Many task transfers during reshaping/rechunking of array

Hi everyone.

I’m usign Dask to scale an ML processing on multispectral images over large areas.
In the first step, there is a dataset preparation:
through ODC (Open Data Cube features are retrieved as a Xarray Dataset, reshaped in a 2D Dask Array, then rows with NaNs in any of feature are discarded and aligned with the ground truth stored in a 1D Dask Array. Finally both array are saved to disk through .to_zarr().

Because of row discarding, the DaskArray will become in an irregular chunk-size and in order to save it as ZARR, a rechunking is required.

During the above operations of rechunking and reshaping, on the Dashboard I see many red highlights and so a really poor efficiency, as in picture.

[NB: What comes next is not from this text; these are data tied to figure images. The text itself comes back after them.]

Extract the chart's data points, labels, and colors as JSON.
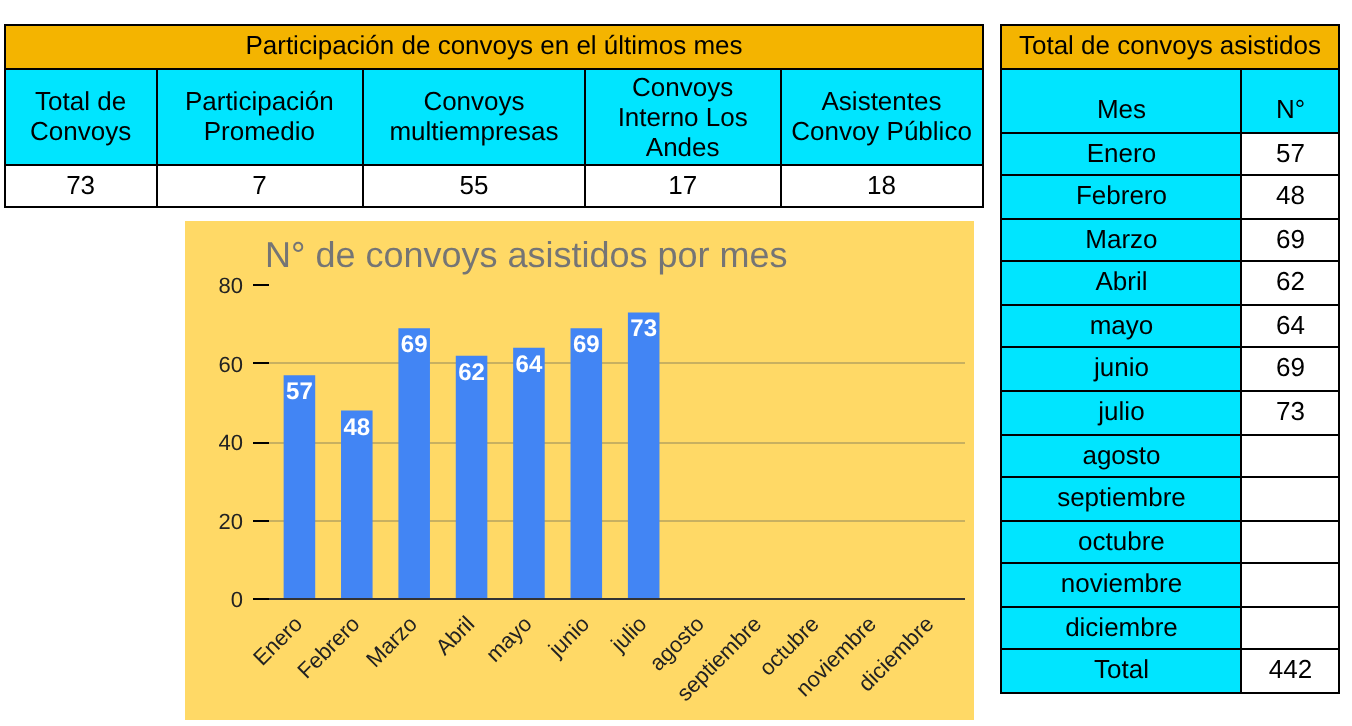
{
  "chart_data": {
    "type": "bar",
    "title": "N° de convoys asistidos por mes",
    "categories": [
      "Enero",
      "Febrero",
      "Marzo",
      "Abril",
      "mayo",
      "junio",
      "julio",
      "agosto",
      "septiembre",
      "octubre",
      "noviembre",
      "diciembre"
    ],
    "values": [
      57,
      48,
      69,
      62,
      64,
      69,
      73,
      null,
      null,
      null,
      null,
      null
    ],
    "color": "#4285f4",
    "ylim": [
      0,
      80
    ],
    "yticks": [
      0,
      20,
      40,
      60,
      80
    ],
    "grid": "y",
    "data_labels": true,
    "annotations": [
      "Participación de convoys en el últimos mes",
      "Total de Convoys",
      "Participación Promedio",
      "Convoys multiempresas",
      "Convoys Interno Los Andes",
      "Asistentes Convoy Público",
      "73",
      "7",
      "55",
      "17",
      "18",
      "Total de convoys asistidos",
      "Mes",
      "N°",
      "Total",
      "442",
      "57",
      "48",
      "69",
      "62",
      "64",
      "69",
      "73"
    ]
  }
}
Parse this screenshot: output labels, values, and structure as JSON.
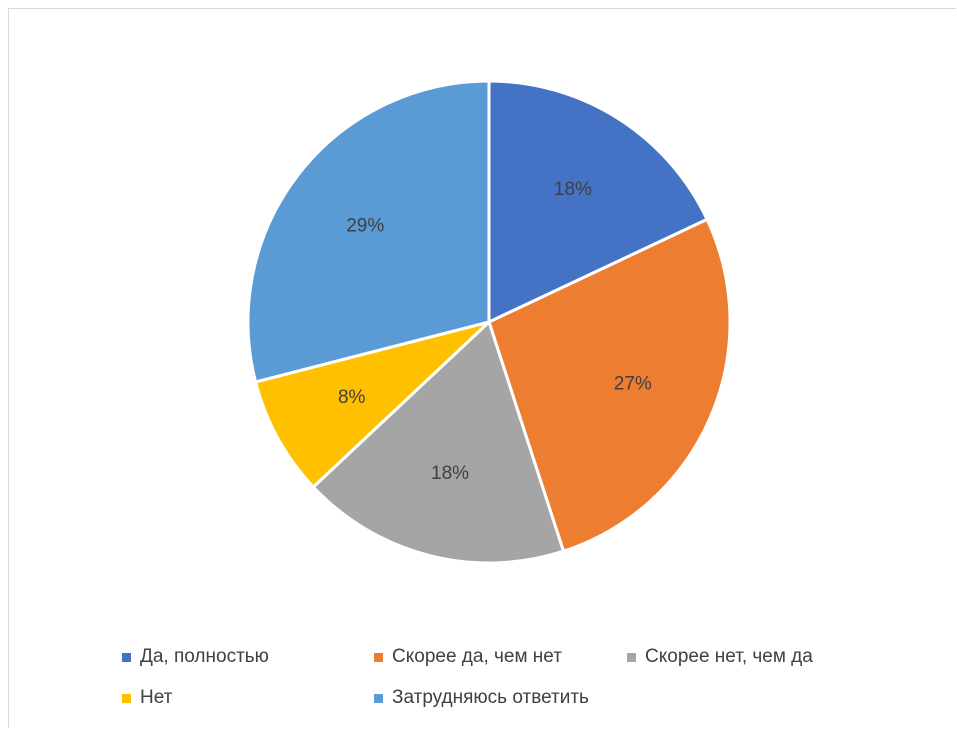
{
  "chart_data": {
    "type": "pie",
    "title": "",
    "labels": [
      "Да, полностью",
      "Скорее да, чем нет",
      "Скорее нет, чем да",
      "Нет",
      "Затрудняюсь ответить"
    ],
    "values": [
      18,
      27,
      18,
      8,
      29
    ],
    "value_labels": [
      "18%",
      "27%",
      "18%",
      "8%",
      "29%"
    ],
    "colors": [
      "#4472C4",
      "#ED7D31",
      "#A5A5A5",
      "#FFC000",
      "#5B9BD5"
    ],
    "legend_position": "bottom",
    "start_angle": "top",
    "direction": "clockwise"
  }
}
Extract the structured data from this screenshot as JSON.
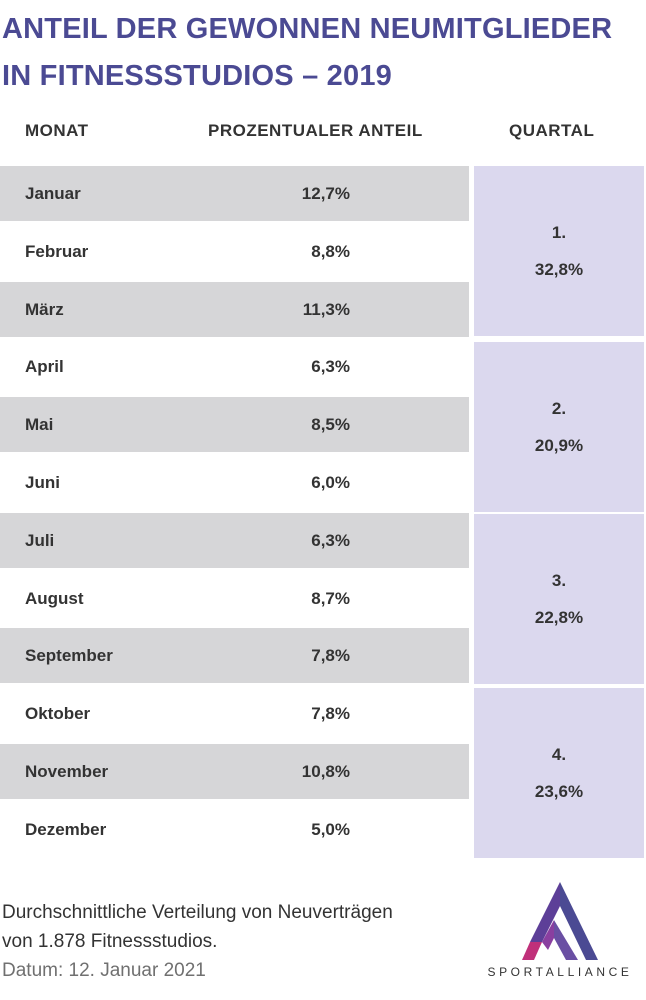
{
  "title": {
    "line1": "ANTEIL DER GEWONNEN NEUMITGLIEDER",
    "line2": "IN FITNESSSTUDIOS – 2019"
  },
  "headers": {
    "month": "MONAT",
    "percent": "PROZENTUALER ANTEIL",
    "quarter": "QUARTAL"
  },
  "chart_data": {
    "type": "table",
    "columns": [
      "MONAT",
      "PROZENTUALER ANTEIL",
      "QUARTAL"
    ],
    "rows": [
      {
        "month": "Januar",
        "value": "12,7%"
      },
      {
        "month": "Februar",
        "value": "8,8%"
      },
      {
        "month": "März",
        "value": "11,3%"
      },
      {
        "month": "April",
        "value": "6,3%"
      },
      {
        "month": "Mai",
        "value": "8,5%"
      },
      {
        "month": "Juni",
        "value": "6,0%"
      },
      {
        "month": "Juli",
        "value": "6,3%"
      },
      {
        "month": "August",
        "value": "8,7%"
      },
      {
        "month": "September",
        "value": "7,8%"
      },
      {
        "month": "Oktober",
        "value": "7,8%"
      },
      {
        "month": "November",
        "value": "10,8%"
      },
      {
        "month": "Dezember",
        "value": "5,0%"
      }
    ],
    "quarters": [
      {
        "label": "1.",
        "value": "32,8%"
      },
      {
        "label": "2.",
        "value": "20,9%"
      },
      {
        "label": "3.",
        "value": "22,8%"
      },
      {
        "label": "4.",
        "value": "23,6%"
      }
    ]
  },
  "footer": {
    "line1": "Durchschnittliche Verteilung von Neuverträgen",
    "line2": "von 1.878 Fitnessstudios.",
    "date": "Datum: 12. Januar 2021"
  },
  "logo": {
    "text": "SPORTALLIANCE",
    "colors": [
      "#4b4a93",
      "#8a3fa0",
      "#c0307a"
    ]
  },
  "colors": {
    "title": "#4b4a93",
    "row_shade": "#d6d6d8",
    "quarter_bg": "#dbd8ee"
  }
}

How Can I avoid, or mitigate, this issue? Could the ‘Work Stealing’ be related?
Furthermore, Why this process tends to accumulate unmanaged memory?

Hi @matteosimone,

Unfortunately, there is probably no easy way to avoid this. Rechunking is by essence an operation that triggers a lot of data exchange between workers (the red bars you see). Every worker must send part of several chunks to a final worker which will hold it. This must be especially true with irregular chunks.
It also tends to accumulate memory because a lot of temporary storage is needed into memory.

Does you algorithm discard a lot of rows? One solution could be to write all the data, even rows with NaNs, and just filter upon reading.
You can also try to use a large chunk size for writing, so that less exchange between random workers occur.